The surging oil and gas production from shale plays in the United States is essentially mind-boggling – there’s even ongoing chatter about exporting some of the swelling supplies.
In stark contrast, shale E&P activity in Europe has yet to really take off.
This contrast has prompted some to press the research button to implement a study to compare the North American and European shale gas and oil resource systems.
“The activity is dictated by two things,” said AAPG member John Curtis, professor emeritus at Colorado School of Mines and director of the Potential Gas Agency there. “The rocks and the organic matter and the geologic history are one, and the other is regulatory and infrastructure.

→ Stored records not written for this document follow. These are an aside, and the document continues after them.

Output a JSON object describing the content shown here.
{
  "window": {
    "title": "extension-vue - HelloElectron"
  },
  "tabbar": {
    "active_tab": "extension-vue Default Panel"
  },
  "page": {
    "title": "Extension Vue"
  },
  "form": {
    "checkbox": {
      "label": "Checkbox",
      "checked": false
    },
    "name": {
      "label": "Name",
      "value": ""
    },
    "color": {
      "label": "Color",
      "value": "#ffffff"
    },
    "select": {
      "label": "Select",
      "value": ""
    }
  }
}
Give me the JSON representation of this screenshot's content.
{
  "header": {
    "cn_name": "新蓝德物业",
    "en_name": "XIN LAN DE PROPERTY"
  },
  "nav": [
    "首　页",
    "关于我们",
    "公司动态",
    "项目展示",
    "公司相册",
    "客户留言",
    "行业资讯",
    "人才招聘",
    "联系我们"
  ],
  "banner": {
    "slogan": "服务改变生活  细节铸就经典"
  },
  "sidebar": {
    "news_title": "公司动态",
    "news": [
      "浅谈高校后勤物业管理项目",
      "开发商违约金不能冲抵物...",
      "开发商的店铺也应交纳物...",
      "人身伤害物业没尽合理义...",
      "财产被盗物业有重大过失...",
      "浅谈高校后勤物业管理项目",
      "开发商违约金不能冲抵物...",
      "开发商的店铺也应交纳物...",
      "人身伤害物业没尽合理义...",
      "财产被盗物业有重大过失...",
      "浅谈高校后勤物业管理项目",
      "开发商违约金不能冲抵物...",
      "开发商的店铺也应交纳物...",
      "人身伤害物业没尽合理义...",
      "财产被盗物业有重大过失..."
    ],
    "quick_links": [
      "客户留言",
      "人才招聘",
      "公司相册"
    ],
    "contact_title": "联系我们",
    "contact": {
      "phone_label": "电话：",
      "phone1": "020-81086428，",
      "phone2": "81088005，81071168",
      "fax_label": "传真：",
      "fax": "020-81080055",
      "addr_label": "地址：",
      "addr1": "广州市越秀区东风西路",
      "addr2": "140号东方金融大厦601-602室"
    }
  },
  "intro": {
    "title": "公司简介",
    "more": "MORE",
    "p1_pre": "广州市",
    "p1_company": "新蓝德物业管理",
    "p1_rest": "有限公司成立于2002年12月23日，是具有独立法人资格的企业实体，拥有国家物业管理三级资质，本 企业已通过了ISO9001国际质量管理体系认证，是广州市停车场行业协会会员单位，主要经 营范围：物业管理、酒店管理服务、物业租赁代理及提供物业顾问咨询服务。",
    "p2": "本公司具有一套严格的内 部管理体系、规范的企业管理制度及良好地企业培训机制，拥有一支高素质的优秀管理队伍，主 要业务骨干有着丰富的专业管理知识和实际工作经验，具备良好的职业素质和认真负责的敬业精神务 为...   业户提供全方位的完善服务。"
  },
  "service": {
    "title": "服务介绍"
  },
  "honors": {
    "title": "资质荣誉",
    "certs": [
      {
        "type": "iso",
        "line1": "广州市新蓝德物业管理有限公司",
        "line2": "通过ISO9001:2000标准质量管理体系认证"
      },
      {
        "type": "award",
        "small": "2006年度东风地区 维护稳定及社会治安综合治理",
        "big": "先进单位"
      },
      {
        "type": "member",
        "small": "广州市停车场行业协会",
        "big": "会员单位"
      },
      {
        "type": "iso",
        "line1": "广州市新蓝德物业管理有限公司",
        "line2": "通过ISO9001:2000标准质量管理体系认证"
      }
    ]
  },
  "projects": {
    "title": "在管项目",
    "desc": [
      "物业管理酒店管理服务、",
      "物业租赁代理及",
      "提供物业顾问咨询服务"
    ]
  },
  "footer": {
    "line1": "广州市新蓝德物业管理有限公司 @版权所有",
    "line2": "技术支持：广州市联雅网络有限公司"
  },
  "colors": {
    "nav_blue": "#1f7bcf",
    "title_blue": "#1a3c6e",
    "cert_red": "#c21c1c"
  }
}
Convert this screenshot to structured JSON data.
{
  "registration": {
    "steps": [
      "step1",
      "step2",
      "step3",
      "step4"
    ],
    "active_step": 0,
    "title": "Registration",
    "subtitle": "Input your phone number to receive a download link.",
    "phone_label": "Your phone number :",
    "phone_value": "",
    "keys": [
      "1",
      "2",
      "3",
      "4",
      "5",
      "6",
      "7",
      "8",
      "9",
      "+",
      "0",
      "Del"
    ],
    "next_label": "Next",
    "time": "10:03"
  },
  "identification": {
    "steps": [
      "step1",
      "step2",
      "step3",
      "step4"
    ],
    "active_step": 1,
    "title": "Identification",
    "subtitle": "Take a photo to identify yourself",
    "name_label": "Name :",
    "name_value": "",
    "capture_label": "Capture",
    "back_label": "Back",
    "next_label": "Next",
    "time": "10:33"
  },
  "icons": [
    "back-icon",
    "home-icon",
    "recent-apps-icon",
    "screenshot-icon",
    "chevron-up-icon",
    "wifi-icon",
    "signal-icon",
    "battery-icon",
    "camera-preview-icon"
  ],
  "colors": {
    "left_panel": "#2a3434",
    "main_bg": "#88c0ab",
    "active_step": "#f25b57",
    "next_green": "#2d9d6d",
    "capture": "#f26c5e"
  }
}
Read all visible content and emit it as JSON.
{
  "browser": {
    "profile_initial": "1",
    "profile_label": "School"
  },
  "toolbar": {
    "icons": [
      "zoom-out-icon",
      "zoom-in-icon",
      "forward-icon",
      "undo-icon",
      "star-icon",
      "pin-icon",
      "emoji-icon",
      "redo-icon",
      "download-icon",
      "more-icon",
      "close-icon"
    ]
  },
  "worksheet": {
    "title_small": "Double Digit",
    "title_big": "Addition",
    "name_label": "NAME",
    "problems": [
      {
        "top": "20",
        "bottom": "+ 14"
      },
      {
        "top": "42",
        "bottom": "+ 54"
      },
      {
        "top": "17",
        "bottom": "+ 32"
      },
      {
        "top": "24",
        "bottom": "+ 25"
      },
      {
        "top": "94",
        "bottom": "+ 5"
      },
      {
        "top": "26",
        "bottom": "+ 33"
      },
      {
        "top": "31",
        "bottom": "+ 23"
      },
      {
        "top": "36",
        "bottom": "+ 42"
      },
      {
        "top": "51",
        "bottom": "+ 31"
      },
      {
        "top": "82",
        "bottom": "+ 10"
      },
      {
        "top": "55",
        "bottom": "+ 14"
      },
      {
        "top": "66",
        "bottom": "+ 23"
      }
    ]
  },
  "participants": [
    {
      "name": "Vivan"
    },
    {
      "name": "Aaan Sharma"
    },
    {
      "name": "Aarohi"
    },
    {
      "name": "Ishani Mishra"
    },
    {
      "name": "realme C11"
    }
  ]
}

“We’re upstream, so we could take a look at what the geology and geochemistry had to say,” Curtis said. “This was to see the utility of these data – especially the oil data, because with oils you know the reservoirs they came from and you can type back to the source rocks and then get a feeling for the entire petroleum system.
“We did this in a way that we could look at the oils in a number of basins and see what characteristics they had in common,” he said. “We needed the depositional environment, thickness, organic content and such to pick that out.
“We were able in a broad sense to map these fairways.”
The study, which Curtis undertook in conjunction with GeoMark Research in Houston, employed a sizeable oil database covering North America and all except eastern Europe to compare and contrast the potential of shale gas and shale oil.
European rocks/locales included in the study are:
- Kimmeridge clay – North Sea.
- Alum shale – Baltic.
- Posidonia shales – Poland, Hungary and Russia.
- Toarcian shale – Paris Basin.
- Bazhenov shale – West Siberia.
“We compared the European basins to the Barnett shale, the Eagle Ford and a whole series of oils in the Rocky Mountains,” Curtis said. “In comparing the North American oils to the European oils, we were able to derive the depositional environment, which was deepwater in many cases.
In fact, the “best thing we ended up identifying,” Curtis said, was:
- The deepwater marine source rocks (type II kerogen).
- The correct level of thermal maturity to have converted organic matter to hydrocarbons.
- The correct mineralogy within the reservoir rocks that would be amenable to stimulation.
The Best Thing Is…
Curtis emphasized that a model for shale gas and shale oil producibility requires ample shale thickness, organic content (ideally hydrogen-rich) and a sufficient level of thermal maturity to generate economic gas or oil volumes. Ideally, the rock matrix is silica-rich and low in clay in order to be brittle enough to enhance stimulation treatment effectiveness.
“Probably the best thing about our study is if you get new oils and have the data, you can plug things in and then see where the new data fit,” Curtis said.
There are no plans to publish a report about the project, but Curtis will fill you in on the details during his talk at the upcoming AAPG Annual Convention and Exhibition in Pittsburgh.
He emphasized that it will be a “data-rich presentation.”